The period 1870/1880 to1914 saw a more widespread change with the increase in literacy and the growth of newspaper production and circulation and the realisation by newspaper publishers and by governments that through the Press you could manipulate and even create public opinion to your advantage, either by what you allowed to be published or what you prevented being published, while from the 1920s the growth of the radio added another dimension for creating, altering and controlling public opinion.
The big difference nowadays with the internet is that the influencing and creation of public opinion is less open to control, whether by governments or organisations seeking to maintain standards or by the companies or organisations providing the means to disseminate information. Plus, the old idea that if you read it in the newspapers it must be true has been overtaken that if it's on the internet it must be true.
Points taken, but by the same token your suggestion that the current period resembles the 30s also doesn't hold water. In the 30s, Europe was 1) suffering a major economic depression, 2) experiencing the aftermath of the collapse of much of the political system of central and eastern Europe (German and Austrohungarian empires, Russian revolution), and 3) burdened with conflicts unresolved or exacerbated by the peace of Versailles - just to name three major differences. The populations of Germany and Italy, among others, were prepared to try radical new approaches, and those countries soon began to agitate for territorial expansion by military means.
None of this is true today. The European-wide political order is mostly stable (Brexit notwithstanding), the economy, while not the most robust is definitely not in depression, and there are few territorial disputes among European states, and no drive for expansion - not to mention the fact that few European states have militaries that could even seriously contest such disputes. On the contrary, the one issue that is motivating the populist right parties today is immigration and declining native demographics - conditions that did not obtain to any degree in the 30s and that are producing very different responses than those times did.
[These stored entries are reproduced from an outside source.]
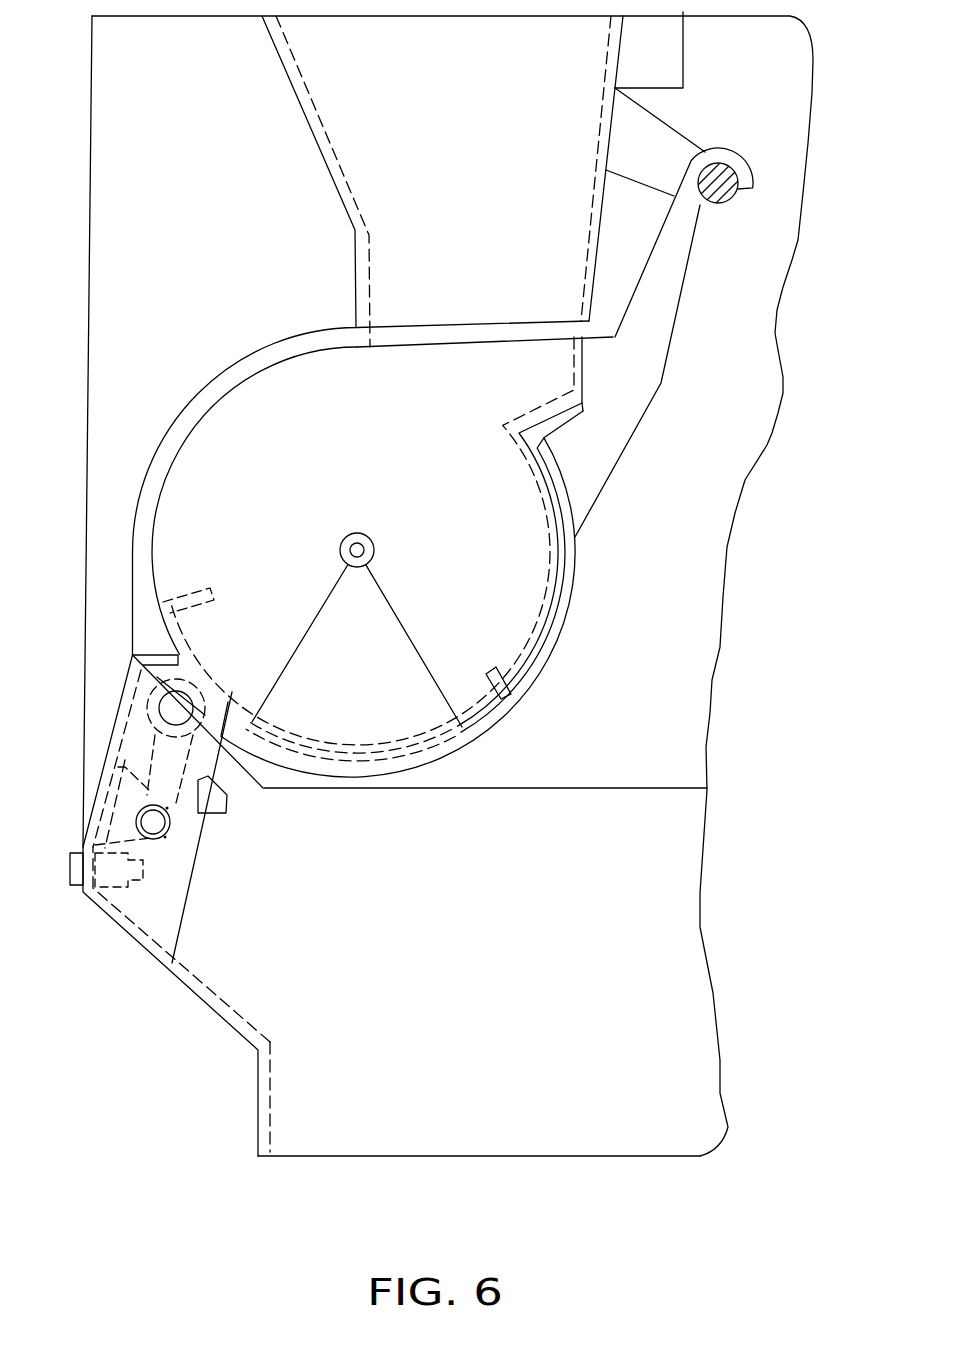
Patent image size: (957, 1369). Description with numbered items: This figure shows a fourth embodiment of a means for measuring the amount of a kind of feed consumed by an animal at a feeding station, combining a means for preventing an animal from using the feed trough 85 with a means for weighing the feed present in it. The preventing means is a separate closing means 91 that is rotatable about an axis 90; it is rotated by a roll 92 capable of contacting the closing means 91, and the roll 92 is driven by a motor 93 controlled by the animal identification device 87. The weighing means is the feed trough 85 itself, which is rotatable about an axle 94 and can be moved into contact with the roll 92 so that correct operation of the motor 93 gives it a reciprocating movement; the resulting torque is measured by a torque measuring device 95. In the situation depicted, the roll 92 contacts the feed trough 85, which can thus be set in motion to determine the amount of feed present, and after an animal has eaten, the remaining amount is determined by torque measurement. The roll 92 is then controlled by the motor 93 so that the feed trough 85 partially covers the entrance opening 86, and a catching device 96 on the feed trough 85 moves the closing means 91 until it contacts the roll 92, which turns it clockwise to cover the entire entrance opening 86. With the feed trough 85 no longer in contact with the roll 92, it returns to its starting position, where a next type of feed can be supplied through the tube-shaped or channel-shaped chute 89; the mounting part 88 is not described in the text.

The feed trough 85 is at (538, 665).
The entrance opening 86 is at (235, 380).
The animal identification device 87 is at (148, 907).
The mounting bracket 88 is at (655, 50).
The chute 89 is at (353, 135).
The axis 90 is at (373, 548).
The closing means 91 is at (378, 690).
The roll 92 is at (205, 715).
The motor 93 is at (168, 847).
The axle 94 is at (722, 197).
The torque measuring device 95 is at (208, 797).
The catching device 96 is at (492, 675).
There's a saying about "fighting the last war", and I think the tendency to see current times as the 30s might be an example of that, because everyone knows what SHOULD have been done in the 30s, whereas nobody really knows what the solutions are now.
To bring it back to PM somewhat, I was thinking about Hadoque's comments about the loss of more historically accurate medieval sets and continued rise of the X-TREEM style, with "power gems" now seemingly
de rigueur in every new theme. I thought not only of the loss of the medieval theme as an modern expression of a specific culture (central European middle ages), but of all Playmobil from 1974 up until the Changes began as itself an expression of contemporary European culture. The early sets especially are excellent examples of the stylised, modular, futuristic sort of design that was very popular at the time they were introduced. As they became more detailed they still kept this very clean look, and the themes were generally kept to ones that had resonance for Europeans - Western sets for example are a sort of cartoony, Tin Tin style view of the American West, with accoutrements from different tribes all jumbled together. As has been pointed out, early PM was a
system, and sets even from different themes still formed together a larger aesthetic whole.
With these new X-TREEM sets, and things like Ghostbusters and HTTYD and the Asian ninja theme (RIP), PM seems to me to be moving away from what made them distinct, both in design - items are becoming more elaborately detailed, the basic klicky face and form are being altered - and in theme, as the new themes often have no connection to European culture and indeed are sometimes Hollywood media properties. There's more of a sense of things clashing. So Hadoque's comments expanded for me into a larger sense of loss, of the passing of an era.

This even as actual historical and cultural klickies like Luther and the Greek gods are snapped up ravenously by adult collectors.
All that being said, I am looking forward to better pictures of the Roman sets from the movie line!